Agrisera IncuBlocker (rabbit antibody)

Example





1 µg of total protein from Arabidopsis thaliana leaf (1), Hordeum vulgare leaf (2) were extracted with Protein Extraction Buffer PEB (AS08 300). Samples were diluted with 1X sample buffer (NuPAGE LDS sample buffer (Invitrogen) supplemented with 50 mM DTT and heat at 70°C for 5 min and keept on ice before loading. Protein samples were separated on 4-12% Bolt Plus gels,  LDS-PAGE and blotted for 70 minutes to PVDF using tank transfer. Blots were blocked immediately following transfer in 2% blocking reagent (GE RPN 2125; Healthcare) or 5% non-fat milk dissolved in 20 mM Tris, 137 mM sodium chloride pH 7.6 with 0.1% (v/v) Tween-20 (TBS-T) for 1h at room temperature with agitation. Blots were incubated in the affinity purified anti-PsbA primary antibody at a dilution of 0.1 µg/ml (Standard Protocol, right panel) (in blocking reagent) for 1h at room temperature with agitation or added to Agrisera IncuBlocker (rabbit) rapid western blot reagent and incubated for indicated amount of time together with appropriate secondary antibodies included in IncuBlocker (left panel).
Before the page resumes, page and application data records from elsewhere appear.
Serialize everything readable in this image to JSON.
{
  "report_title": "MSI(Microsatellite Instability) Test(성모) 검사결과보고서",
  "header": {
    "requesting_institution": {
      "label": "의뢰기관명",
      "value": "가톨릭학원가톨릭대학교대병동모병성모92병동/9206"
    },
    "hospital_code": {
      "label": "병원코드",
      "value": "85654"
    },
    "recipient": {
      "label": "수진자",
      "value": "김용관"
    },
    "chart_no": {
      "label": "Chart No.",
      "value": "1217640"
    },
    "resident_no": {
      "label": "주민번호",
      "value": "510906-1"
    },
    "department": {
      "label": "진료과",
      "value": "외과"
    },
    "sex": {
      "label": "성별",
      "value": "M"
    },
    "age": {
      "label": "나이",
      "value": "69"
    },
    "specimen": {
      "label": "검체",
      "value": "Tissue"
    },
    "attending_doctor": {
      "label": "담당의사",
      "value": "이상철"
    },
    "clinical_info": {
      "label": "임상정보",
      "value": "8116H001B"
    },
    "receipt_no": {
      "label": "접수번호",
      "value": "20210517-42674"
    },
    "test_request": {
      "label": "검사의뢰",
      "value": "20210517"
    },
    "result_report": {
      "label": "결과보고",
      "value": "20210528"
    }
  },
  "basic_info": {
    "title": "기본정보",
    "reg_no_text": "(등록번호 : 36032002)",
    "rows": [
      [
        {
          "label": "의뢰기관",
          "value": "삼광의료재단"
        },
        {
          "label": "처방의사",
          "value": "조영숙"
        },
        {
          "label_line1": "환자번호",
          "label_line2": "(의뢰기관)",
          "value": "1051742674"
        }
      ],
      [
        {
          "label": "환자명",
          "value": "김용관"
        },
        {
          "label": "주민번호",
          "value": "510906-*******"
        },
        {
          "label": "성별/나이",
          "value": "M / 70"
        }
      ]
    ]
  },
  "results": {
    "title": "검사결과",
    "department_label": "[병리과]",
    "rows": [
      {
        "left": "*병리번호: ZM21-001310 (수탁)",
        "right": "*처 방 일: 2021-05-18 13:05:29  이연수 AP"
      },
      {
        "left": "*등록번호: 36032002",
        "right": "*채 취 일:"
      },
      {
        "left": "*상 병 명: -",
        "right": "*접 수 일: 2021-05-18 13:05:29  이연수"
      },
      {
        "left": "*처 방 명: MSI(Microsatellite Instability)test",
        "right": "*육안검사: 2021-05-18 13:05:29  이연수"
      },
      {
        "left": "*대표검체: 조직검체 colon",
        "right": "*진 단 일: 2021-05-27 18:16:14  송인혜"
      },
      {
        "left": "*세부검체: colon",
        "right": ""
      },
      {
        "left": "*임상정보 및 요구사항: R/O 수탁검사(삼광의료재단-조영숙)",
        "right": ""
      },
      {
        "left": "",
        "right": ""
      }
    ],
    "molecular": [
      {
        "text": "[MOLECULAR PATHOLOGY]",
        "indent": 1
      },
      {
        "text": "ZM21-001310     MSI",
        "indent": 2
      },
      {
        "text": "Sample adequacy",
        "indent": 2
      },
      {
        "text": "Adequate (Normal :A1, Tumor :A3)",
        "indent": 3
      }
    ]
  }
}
Following standard protocol: the antibody solution was decanted and the blot was rinsed briefly twice, and then washed 1x15 min and 3x5 min with TBS-T at room temperature with agitation. Blots were incubated in secondary antibody (goat anti-rabbit IgG horse radish peroxidase conjugated, recommended secondary antibody AS09 602, Agrisera) diluted to 1:25 000 in blocking reagent for 1h at room temperature with agitation. The blots were washed as above. The blot was developed for 5 min with AgriseraECL SuperBright (AS16 ECL-S-100) detection reagent according the manufacturers instructions. Images of the blots were obtained using a CCD imager (VersaDoc MP 4000) and Quantity One software (Bio-Rad). Exposure time was 30 seconds.


Note:

• Solution containing your precious primary antibody can be re-used up to 5 times, depending upon antibody titer. Additional Wash Buffer can be purchased separately.
• Proprietary blocking mix assures minimal background.
• This kit is recommended for proteins with moderate to high expression and antibodies of a good titer. Can be well combined with Agrisera Global Antibodies.

Kit components:
Wash Buffer (Reagent A) and the "all in one" goat anti-rabbit HRP-conjugated secondary antibody in advanced blocking solution (Reagent B).

Required: primary antibody of your choice and chemiluminescense detection kit, for example Agrisera ECL BrightEnhanced.

Assay time: 15 minutes to 1 hour  + 3 x 5 minutes wash

Procedure:

  
Washing (3 x 5 min) --> Incubation with IncuBlocker (15 min-1h) --> Washing (3-4 x 5 min)

Instruction of use.

Step by step:

1. Add 2 ml of a Wash Buffer (Reagent A), shake at RT for 5 min. then discard the wash buffer. Repeat this step 3 times.
2. Add your primary antibody to 20 ml of reagent B (recommended concentration 0.2-0.5 µg/ml for affinity purified antibodies or standard dilution recommended by manufacture for antibodies in format of serum.
3. Add this solution to your membrane and shake at RT for 15 min-1h (optimized by end user).
4. Discard or collect the solution then return to step 1.
5. Following this procedure your membrane ready for detection using chemiluminescence.